Opinion
CASE NO. 08-3092-SAC.
September 2, 2009
ORDER
Plaintiff, a prisoner incarcerated in the Larned Correctional Mental Health Facility in Larned, Kansas, proceeds pro se and in forma pauperis on a complaint filed under 42 U.S.C. § 1983, seeking damages for the alleged violation of his constitutional rights while confined at the El Dorado Correctional Facility (EDCF) in El Dorado, Kansas. Specifically, plaintiff alleged EDCF defendants unlawfully used excessive force against him, and impermissibly interfered with his access to the courts.
Plaintiff also seeks unspecified injunctive relief. Because plaintiff names only EDCF defendants, any such claim for injunctive relief was rendered moot by plaintiff's transfer from that facility. See Martin v. Sargent, 780 F.2d 1334 (8th Cir. 1985) (claim for injunctive relief moot if no longer subject to conditions). See also, Cox v. Phelps Dodge Corp., 43 F.3d 1345, 1348 (10th Cir. 1994) (declaratory relief subject to mootness doctrine).
The court reviewed the complaint and directed plaintiff to show cause why it should not be summarily dismissed as stating no claim for relief because the facts alleged and provided by plaintiff did not support a plausible finding that defendants used excessive force under the circumstances, and because plaintiff identified no actual prejudice to his pursuit of a valid nonfrivolous claim. See Hudson v. McMillian, 503 U.S. 1, 7 (1992); Lewis v. Casey, 518 U.S. 343, 351 (1996).
In response, plaintiff essentially maintains the alleged use of force by EDCF officers after plaintiff had been handcuffed violated the Eighth Amendment prohibition against subjecting him to cruel and unusual punishment. However, plaintiff does not dispute information provided in the complaint that while restrained, he was able to get up and elbow officers who sustained serious injuries while attempting to regain control. The court continues to find on the face of the record that the facts presented by plaintiff establish no plausible claim that defendants' use of force was applied "maliciously and sadistically for the very purpose of causing harm," rather than "in a good faith effort to maintain or restore discipline."Hudson v. McMillian, 503 U.S. 1, 6-7 (1992).

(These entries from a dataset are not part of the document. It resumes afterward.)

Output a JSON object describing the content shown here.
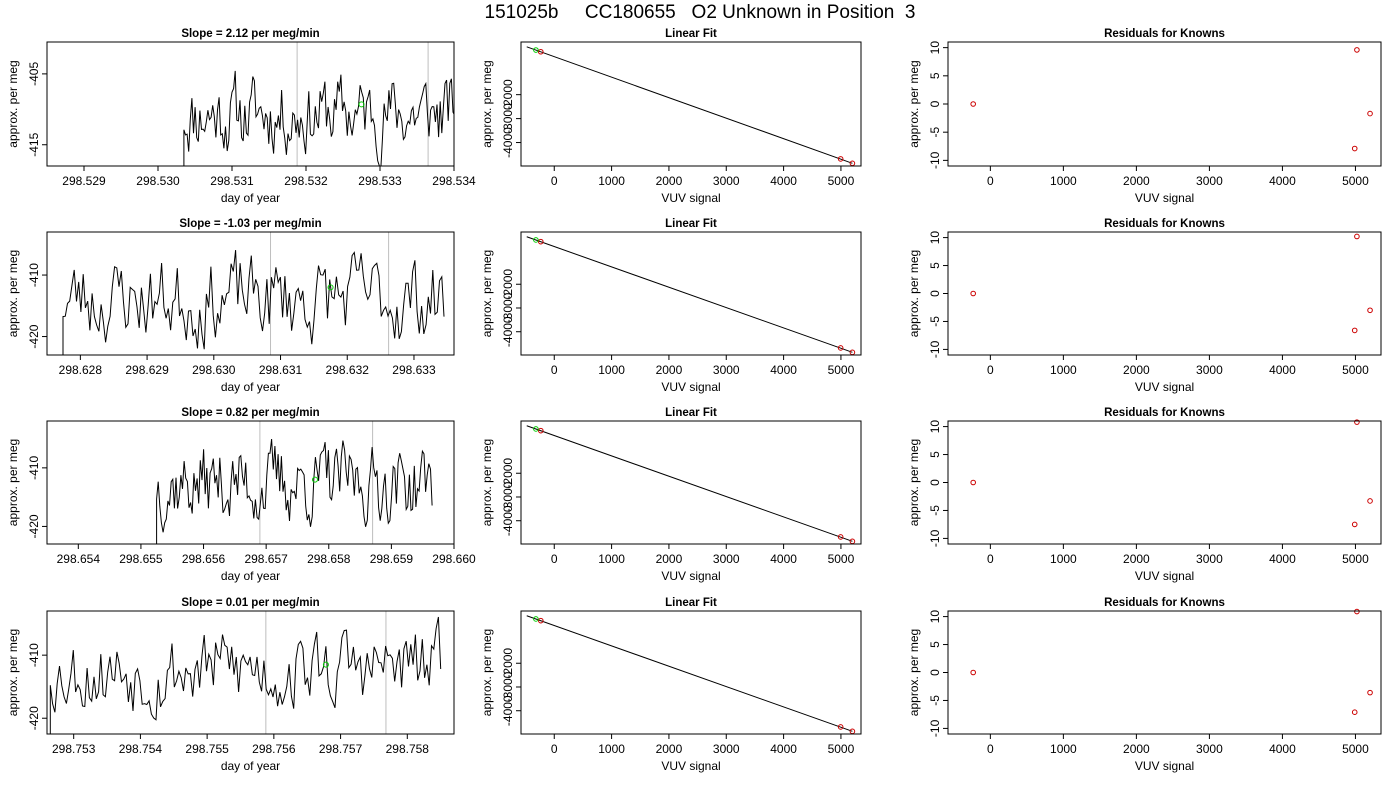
{
  "figure": {
    "title": "151025b     CC180655   O2 Unknown in Position  3"
  },
  "colors": {
    "line": "#000000",
    "vline": "#bebebe",
    "unknown_marker": "#00cc00",
    "known_marker": "#cc0000",
    "axis": "#000000"
  },
  "chart_data": [
    {
      "type": "line",
      "row": 0,
      "col": 0,
      "title": "Slope =  2.12  per meg/min",
      "xlabel": "day of year",
      "ylabel": "approx. per meg",
      "xlim": [
        298.5285,
        298.534
      ],
      "ylim": [
        -418.0,
        -400.5
      ],
      "xticks": [
        298.529,
        298.53,
        298.531,
        298.532,
        298.533,
        298.534
      ],
      "xtick_labels": [
        "298.529",
        "298.530",
        "298.531",
        "298.532",
        "298.533",
        "298.534"
      ],
      "yticks": [
        -405,
        -415
      ],
      "ytick_labels": [
        "-405",
        "-415"
      ],
      "seed": 11,
      "x_start": 298.53035,
      "x_end": 298.53403,
      "y_mean": -410.6,
      "y_amp": 5.2,
      "vlines": [
        298.53188,
        298.53365
      ],
      "unknown_point": {
        "x": 298.53275,
        "y": -409.3
      }
    },
    {
      "type": "scatter",
      "row": 0,
      "col": 1,
      "title": "Linear Fit",
      "xlabel": "VUV signal",
      "ylabel": "approx. per meg",
      "xlim": [
        -580,
        5350
      ],
      "ylim": [
        -4980,
        200
      ],
      "xticks": [
        0,
        1000,
        2000,
        3000,
        4000,
        5000
      ],
      "xtick_labels": [
        "0",
        "1000",
        "2000",
        "3000",
        "4000",
        "5000"
      ],
      "yticks": [
        -2000,
        -3000,
        -4000
      ],
      "ytick_labels": [
        "-2000",
        "-3000",
        "-4000"
      ],
      "fit_line": {
        "x": [
          -480,
          5200
        ],
        "y": [
          -1,
          -4867
        ]
      },
      "knowns": {
        "x": [
          -235,
          4995,
          5200
        ],
        "y": [
          -207,
          -4683,
          -4867
        ]
      },
      "unknown": {
        "x": [
          -320
        ],
        "y": [
          -135
        ]
      }
    },
    {
      "type": "scatter",
      "row": 0,
      "col": 2,
      "title": "Residuals for Knowns",
      "xlabel": "VUV signal",
      "ylabel": "approx. per meg",
      "xlim": [
        -580,
        5350
      ],
      "ylim": [
        -11.0,
        11.0
      ],
      "xticks": [
        0,
        1000,
        2000,
        3000,
        4000,
        5000
      ],
      "xtick_labels": [
        "0",
        "1000",
        "2000",
        "3000",
        "4000",
        "5000"
      ],
      "yticks": [
        10,
        5,
        0,
        -5,
        -10
      ],
      "ytick_labels": [
        "10",
        "5",
        "0",
        "-5",
        "-10"
      ],
      "points": {
        "x": [
          -235,
          5020,
          4990,
          5200
        ],
        "y": [
          0,
          9.6,
          -7.9,
          -1.7
        ]
      }
    },
    {
      "type": "line",
      "row": 1,
      "col": 0,
      "title": "Slope =  -1.03  per meg/min",
      "xlabel": "day of year",
      "ylabel": "approx. per meg",
      "xlim": [
        298.6275,
        298.6336
      ],
      "ylim": [
        -423.0,
        -403.0
      ],
      "xticks": [
        298.628,
        298.629,
        298.63,
        298.631,
        298.632,
        298.633
      ],
      "xtick_labels": [
        "298.628",
        "298.629",
        "298.630",
        "298.631",
        "298.632",
        "298.633"
      ],
      "yticks": [
        -410,
        -420
      ],
      "ytick_labels": [
        "-410",
        "-420"
      ],
      "seed": 23,
      "x_start": 298.62774,
      "x_end": 298.63345,
      "y_mean": -413.8,
      "y_amp": 6.8,
      "vlines": [
        298.63085,
        298.63262
      ],
      "unknown_point": {
        "x": 298.63175,
        "y": -412.0
      }
    },
    {
      "type": "scatter",
      "row": 1,
      "col": 1,
      "title": "Linear Fit",
      "xlabel": "VUV signal",
      "ylabel": "approx. per meg",
      "xlim": [
        -580,
        5350
      ],
      "ylim": [
        -4980,
        200
      ],
      "xticks": [
        0,
        1000,
        2000,
        3000,
        4000,
        5000
      ],
      "xtick_labels": [
        "0",
        "1000",
        "2000",
        "3000",
        "4000",
        "5000"
      ],
      "yticks": [
        -2000,
        -3000,
        -4000
      ],
      "ytick_labels": [
        "-2000",
        "-3000",
        "-4000"
      ],
      "fit_line": {
        "x": [
          -480,
          5200
        ],
        "y": [
          -1,
          -4867
        ]
      },
      "knowns": {
        "x": [
          -235,
          4995,
          5200
        ],
        "y": [
          -207,
          -4683,
          -4867
        ]
      },
      "unknown": {
        "x": [
          -320
        ],
        "y": [
          -135
        ]
      }
    },
    {
      "type": "scatter",
      "row": 1,
      "col": 2,
      "title": "Residuals for Knowns",
      "xlabel": "VUV signal",
      "ylabel": "approx. per meg",
      "xlim": [
        -580,
        5350
      ],
      "ylim": [
        -11.0,
        11.0
      ],
      "xticks": [
        0,
        1000,
        2000,
        3000,
        4000,
        5000
      ],
      "xtick_labels": [
        "0",
        "1000",
        "2000",
        "3000",
        "4000",
        "5000"
      ],
      "yticks": [
        10,
        5,
        0,
        -5,
        -10
      ],
      "ytick_labels": [
        "10",
        "5",
        "0",
        "-5",
        "-10"
      ],
      "points": {
        "x": [
          -235,
          5020,
          4990,
          5200
        ],
        "y": [
          0,
          10.2,
          -6.6,
          -3.0
        ]
      }
    },
    {
      "type": "line",
      "row": 2,
      "col": 0,
      "title": "Slope =  0.82  per meg/min",
      "xlabel": "day of year",
      "ylabel": "approx. per meg",
      "xlim": [
        298.6535,
        298.66
      ],
      "ylim": [
        -423.0,
        -402.0
      ],
      "xticks": [
        298.654,
        298.655,
        298.656,
        298.657,
        298.658,
        298.659,
        298.66
      ],
      "xtick_labels": [
        "298.654",
        "298.655",
        "298.656",
        "298.657",
        "298.658",
        "298.659",
        "298.660"
      ],
      "yticks": [
        -410,
        -420
      ],
      "ytick_labels": [
        "-410",
        "-420"
      ],
      "seed": 37,
      "x_start": 298.65525,
      "x_end": 298.65965,
      "y_mean": -412.6,
      "y_amp": 6.4,
      "vlines": [
        298.6569,
        298.6587
      ],
      "unknown_point": {
        "x": 298.65778,
        "y": -412.0
      }
    },
    {
      "type": "scatter",
      "row": 2,
      "col": 1,
      "title": "Linear Fit",
      "xlabel": "VUV signal",
      "ylabel": "approx. per meg",
      "xlim": [
        -580,
        5350
      ],
      "ylim": [
        -4980,
        200
      ],
      "xticks": [
        0,
        1000,
        2000,
        3000,
        4000,
        5000
      ],
      "xtick_labels": [
        "0",
        "1000",
        "2000",
        "3000",
        "4000",
        "5000"
      ],
      "yticks": [
        -2000,
        -3000,
        -4000
      ],
      "ytick_labels": [
        "-2000",
        "-3000",
        "-4000"
      ],
      "fit_line": {
        "x": [
          -480,
          5200
        ],
        "y": [
          -1,
          -4867
        ]
      },
      "knowns": {
        "x": [
          -235,
          4995,
          5200
        ],
        "y": [
          -207,
          -4683,
          -4867
        ]
      },
      "unknown": {
        "x": [
          -320
        ],
        "y": [
          -135
        ]
      }
    },
    {
      "type": "scatter",
      "row": 2,
      "col": 2,
      "title": "Residuals for Knowns",
      "xlabel": "VUV signal",
      "ylabel": "approx. per meg",
      "xlim": [
        -580,
        5350
      ],
      "ylim": [
        -11.0,
        11.0
      ],
      "xticks": [
        0,
        1000,
        2000,
        3000,
        4000,
        5000
      ],
      "xtick_labels": [
        "0",
        "1000",
        "2000",
        "3000",
        "4000",
        "5000"
      ],
      "yticks": [
        10,
        5,
        0,
        -5,
        -10
      ],
      "ytick_labels": [
        "10",
        "5",
        "0",
        "-5",
        "-10"
      ],
      "points": {
        "x": [
          -235,
          5020,
          4990,
          5200
        ],
        "y": [
          0,
          10.8,
          -7.5,
          -3.3
        ]
      }
    },
    {
      "type": "line",
      "row": 3,
      "col": 0,
      "title": "Slope =  0.01  per meg/min",
      "xlabel": "day of year",
      "ylabel": "approx. per meg",
      "xlim": [
        298.7526,
        298.7587
      ],
      "ylim": [
        -422.5,
        -403.0
      ],
      "xticks": [
        298.753,
        298.754,
        298.755,
        298.756,
        298.757,
        298.758
      ],
      "xtick_labels": [
        "298.753",
        "298.754",
        "298.755",
        "298.756",
        "298.757",
        "298.758"
      ],
      "yticks": [
        -410,
        -420
      ],
      "ytick_labels": [
        "-410",
        "-420"
      ],
      "seed": 53,
      "x_start": 298.75265,
      "x_end": 298.7585,
      "y_mean": -412.2,
      "y_amp": 6.2,
      "vlines": [
        298.75588,
        298.75768
      ],
      "unknown_point": {
        "x": 298.75678,
        "y": -411.5
      }
    },
    {
      "type": "scatter",
      "row": 3,
      "col": 1,
      "title": "Linear Fit",
      "xlabel": "VUV signal",
      "ylabel": "approx. per meg",
      "xlim": [
        -580,
        5350
      ],
      "ylim": [
        -4980,
        200
      ],
      "xticks": [
        0,
        1000,
        2000,
        3000,
        4000,
        5000
      ],
      "xtick_labels": [
        "0",
        "1000",
        "2000",
        "3000",
        "4000",
        "5000"
      ],
      "yticks": [
        -2000,
        -3000,
        -4000
      ],
      "ytick_labels": [
        "-2000",
        "-3000",
        "-4000"
      ],
      "fit_line": {
        "x": [
          -480,
          5200
        ],
        "y": [
          -1,
          -4867
        ]
      },
      "knowns": {
        "x": [
          -235,
          4995,
          5200
        ],
        "y": [
          -207,
          -4683,
          -4867
        ]
      },
      "unknown": {
        "x": [
          -320
        ],
        "y": [
          -135
        ]
      }
    },
    {
      "type": "scatter",
      "row": 3,
      "col": 2,
      "title": "Residuals for Knowns",
      "xlabel": "VUV signal",
      "ylabel": "approx. per meg",
      "xlim": [
        -580,
        5350
      ],
      "ylim": [
        -11.0,
        11.0
      ],
      "xticks": [
        0,
        1000,
        2000,
        3000,
        4000,
        5000
      ],
      "xtick_labels": [
        "0",
        "1000",
        "2000",
        "3000",
        "4000",
        "5000"
      ],
      "yticks": [
        10,
        5,
        0,
        -5,
        -10
      ],
      "ytick_labels": [
        "10",
        "5",
        "0",
        "-5",
        "-10"
      ],
      "points": {
        "x": [
          -235,
          5020,
          4990,
          5200
        ],
        "y": [
          0,
          10.9,
          -7.1,
          -3.6
        ]
      }
    }
  ]
}
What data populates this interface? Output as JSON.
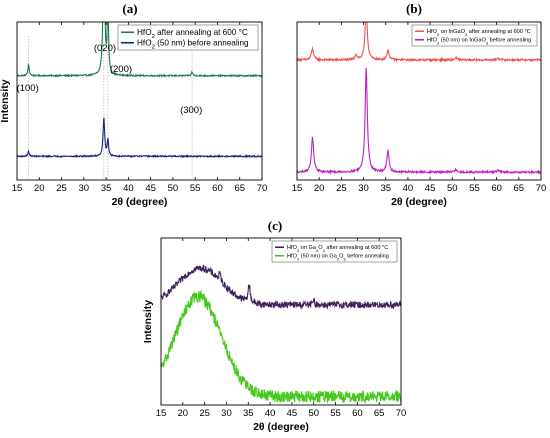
{
  "chart_data": [
    {
      "type": "line",
      "panel": "(a)",
      "xlabel": "2θ (degree)",
      "ylabel": "Intensity",
      "xlim": [
        15,
        70
      ],
      "xticks": [
        "15",
        "20",
        "25",
        "30",
        "35",
        "40",
        "45",
        "50",
        "55",
        "60",
        "65",
        "70"
      ],
      "legend_position": "top-right",
      "annotations": [
        {
          "text": "(100)",
          "x": 17.6
        },
        {
          "text": "(020)",
          "x": 34.5
        },
        {
          "text": "(200)",
          "x": 35.4
        },
        {
          "text": "(300)",
          "x": 54.3
        }
      ],
      "reference_lines_x": [
        17.6,
        34.5,
        35.4,
        54.3
      ],
      "series": [
        {
          "legend_parts": [
            "HfO",
            "2",
            " after annealing at 600 °C"
          ],
          "color": "#1a7a4a",
          "baseline": 0.66,
          "noise": 0.004,
          "peaks": [
            [
              17.6,
              0.07,
              0.18
            ],
            [
              34.5,
              0.85,
              0.22
            ],
            [
              35.4,
              0.42,
              0.18
            ],
            [
              54.3,
              0.025,
              0.18
            ]
          ]
        },
        {
          "legend_parts": [
            "HfO",
            "2",
            " (50 nm) before annealing"
          ],
          "color": "#1a237e",
          "baseline": 0.15,
          "noise": 0.004,
          "peaks": [
            [
              17.6,
              0.03,
              0.18
            ],
            [
              34.5,
              0.24,
              0.22
            ],
            [
              35.4,
              0.1,
              0.18
            ]
          ]
        }
      ]
    },
    {
      "type": "line",
      "panel": "(b)",
      "xlabel": "2θ (degree)",
      "ylabel": "",
      "xlim": [
        15,
        70
      ],
      "xticks": [
        "15",
        "20",
        "25",
        "30",
        "35",
        "40",
        "45",
        "50",
        "55",
        "60",
        "65",
        "70"
      ],
      "legend_position": "top-right",
      "series": [
        {
          "legend_parts": [
            "HfO",
            "2",
            " on InGaO",
            "3",
            " after annealing at 600 °C"
          ],
          "color": "#ef5350",
          "baseline": 0.76,
          "noise": 0.006,
          "peaks": [
            [
              18.5,
              0.07,
              0.3
            ],
            [
              28.3,
              0.03,
              0.3
            ],
            [
              30.6,
              0.32,
              0.3
            ],
            [
              35.5,
              0.06,
              0.3
            ],
            [
              50.8,
              0.015,
              0.3
            ],
            [
              60.3,
              0.012,
              0.3
            ]
          ]
        },
        {
          "legend_parts": [
            "HfO",
            "2",
            " (50 nm) on InGaO",
            "3",
            " before annealing"
          ],
          "color": "#c020c0",
          "baseline": 0.05,
          "noise": 0.006,
          "peaks": [
            [
              18.5,
              0.22,
              0.3
            ],
            [
              30.6,
              0.66,
              0.3
            ],
            [
              35.5,
              0.13,
              0.3
            ],
            [
              50.8,
              0.015,
              0.3
            ],
            [
              60.3,
              0.012,
              0.3
            ]
          ]
        }
      ]
    },
    {
      "type": "line",
      "panel": "(c)",
      "xlabel": "2θ (degree)",
      "ylabel": "Intensity",
      "xlim": [
        15,
        70
      ],
      "xticks": [
        "15",
        "20",
        "25",
        "30",
        "35",
        "40",
        "45",
        "50",
        "55",
        "60",
        "65",
        "70"
      ],
      "legend_position": "top-right",
      "series": [
        {
          "legend_parts": [
            "HfO",
            "2",
            " on Ga",
            "2",
            "O",
            "3",
            " after annealing at 600 °C"
          ],
          "color": "#3f1f5f",
          "baseline": 0.6,
          "hump": [
            0.22,
            24,
            7
          ],
          "noise": 0.02,
          "peaks": [
            [
              28.5,
              0.04,
              0.25
            ],
            [
              35.2,
              0.1,
              0.3
            ],
            [
              50,
              0.02,
              0.3
            ]
          ]
        },
        {
          "legend_parts": [
            "HfO",
            "2",
            " (50 nm) on Ga",
            "2",
            "O",
            "3",
            " before annealing"
          ],
          "color": "#44c81c",
          "baseline": 0.05,
          "hump": [
            0.6,
            23.5,
            7.5
          ],
          "noise": 0.035,
          "peaks": []
        }
      ]
    }
  ]
}
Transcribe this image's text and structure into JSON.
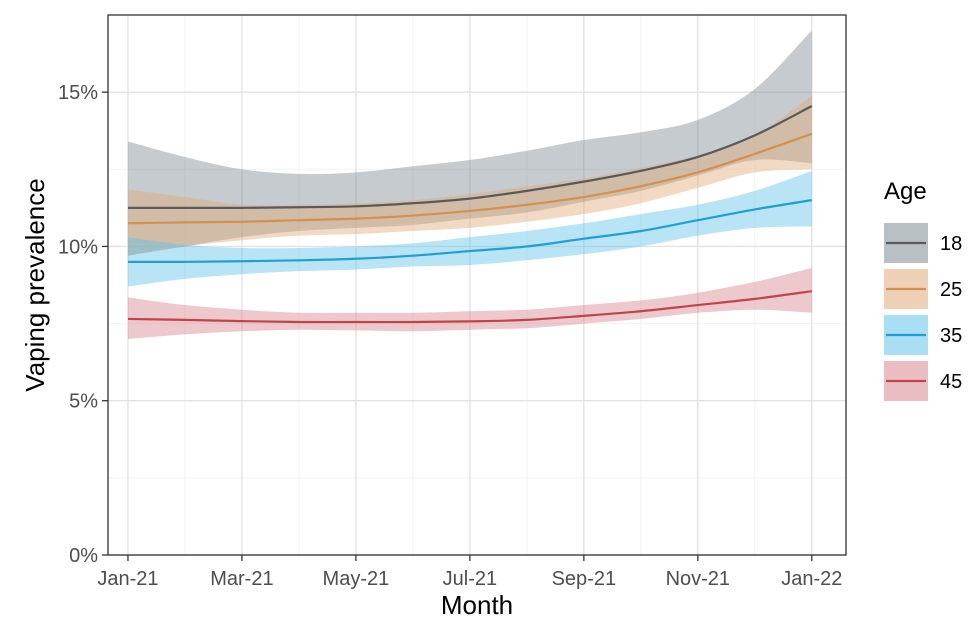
{
  "chart_data": {
    "type": "line",
    "title": "",
    "xlabel": "Month",
    "ylabel": "Vaping prevalence",
    "x_ticks": [
      "Jan-21",
      "Mar-21",
      "May-21",
      "Jul-21",
      "Sep-21",
      "Nov-21",
      "Jan-22"
    ],
    "y_ticks": [
      "0%",
      "5%",
      "10%",
      "15%"
    ],
    "ylim": [
      0,
      17.5
    ],
    "xlim": [
      -0.35,
      12.6
    ],
    "grid": true,
    "legend": {
      "title": "Age",
      "placement": "right"
    },
    "x": [
      0,
      1,
      2,
      3,
      4,
      5,
      6,
      7,
      8,
      9,
      10,
      11,
      12
    ],
    "series": [
      {
        "name": "18",
        "color": "#5a5a5a",
        "band_color": "#7f8c93",
        "values": [
          11.25,
          11.25,
          11.25,
          11.27,
          11.3,
          11.4,
          11.55,
          11.8,
          12.1,
          12.45,
          12.9,
          13.6,
          14.55
        ],
        "lower": [
          9.7,
          10.0,
          10.3,
          10.5,
          10.6,
          10.7,
          10.9,
          11.1,
          11.45,
          11.8,
          12.3,
          12.8,
          12.7
        ],
        "upper": [
          13.4,
          12.9,
          12.5,
          12.35,
          12.4,
          12.6,
          12.8,
          13.1,
          13.45,
          13.7,
          14.1,
          15.1,
          17.0
        ]
      },
      {
        "name": "25",
        "color": "#d4904f",
        "band_color": "#e0aa7a",
        "values": [
          10.75,
          10.78,
          10.8,
          10.85,
          10.9,
          11.0,
          11.15,
          11.35,
          11.6,
          11.95,
          12.4,
          13.0,
          13.65
        ],
        "lower": [
          9.7,
          10.0,
          10.2,
          10.35,
          10.4,
          10.5,
          10.6,
          10.8,
          11.05,
          11.4,
          11.9,
          12.4,
          12.5
        ],
        "upper": [
          11.85,
          11.6,
          11.35,
          11.35,
          11.4,
          11.5,
          11.7,
          11.95,
          12.2,
          12.55,
          12.95,
          13.6,
          14.9
        ]
      },
      {
        "name": "35",
        "color": "#1f9fd4",
        "band_color": "#62c3ea",
        "values": [
          9.5,
          9.5,
          9.52,
          9.55,
          9.6,
          9.7,
          9.85,
          10.0,
          10.25,
          10.5,
          10.85,
          11.2,
          11.5
        ],
        "lower": [
          8.7,
          8.95,
          9.1,
          9.2,
          9.25,
          9.35,
          9.4,
          9.55,
          9.75,
          10.0,
          10.35,
          10.6,
          10.65
        ],
        "upper": [
          10.3,
          10.05,
          9.95,
          9.95,
          10.0,
          10.1,
          10.3,
          10.5,
          10.75,
          11.05,
          11.35,
          11.8,
          12.45
        ]
      },
      {
        "name": "45",
        "color": "#c0444a",
        "band_color": "#d88690",
        "values": [
          7.65,
          7.62,
          7.58,
          7.55,
          7.55,
          7.55,
          7.57,
          7.62,
          7.75,
          7.9,
          8.1,
          8.3,
          8.55
        ],
        "lower": [
          7.0,
          7.15,
          7.25,
          7.3,
          7.28,
          7.25,
          7.3,
          7.35,
          7.5,
          7.65,
          7.85,
          7.95,
          7.85
        ],
        "upper": [
          8.35,
          8.1,
          7.95,
          7.85,
          7.85,
          7.85,
          7.9,
          7.95,
          8.1,
          8.25,
          8.5,
          8.85,
          9.3
        ]
      }
    ]
  }
}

As to plaintiff's second claim, plaintiff simply restates that two EDCF defendants failed to provide administrative forms necessary to access the court in a timely manner regarding the alleged use of force. However, plaintiff identifies no filing that was barred as untimely or otherwise, and plaintiff does not have to establish his exhaustion of administrative remedies in order to file a complaint in federal court. See Jones v. Bock, 549 U.S. 199, 216 (2007) (a prisoner's failure to fully and properly exhaust administrative remedies as required by 42 U.S.C. § 1997e(a) is an affirmative defense to be raised by defendants; "inmates are not required to specifically plead or demonstrate exhaustion in their complaints"). Thus plaintiff's allegations provide no factual support for the necessary finding that a defendant's action caused him any actual prejudice in pursuing a nonfrivolous legal claim. Lewis v. Casey, 518 U.S. 343, 351 (1996).
Accordingly, for the reasons stated herein and in the show cause order dated April 18, 2008, the court finds the complaint should be dismissed as stating no claim for relief. 28 U.S.C. § 1915(e)(2)(B)(ii).
IT IS THEREFORE ORDERED that complaint is dismissed as stating no claim upon which relief can be granted under 42 U.S.C. § 1983.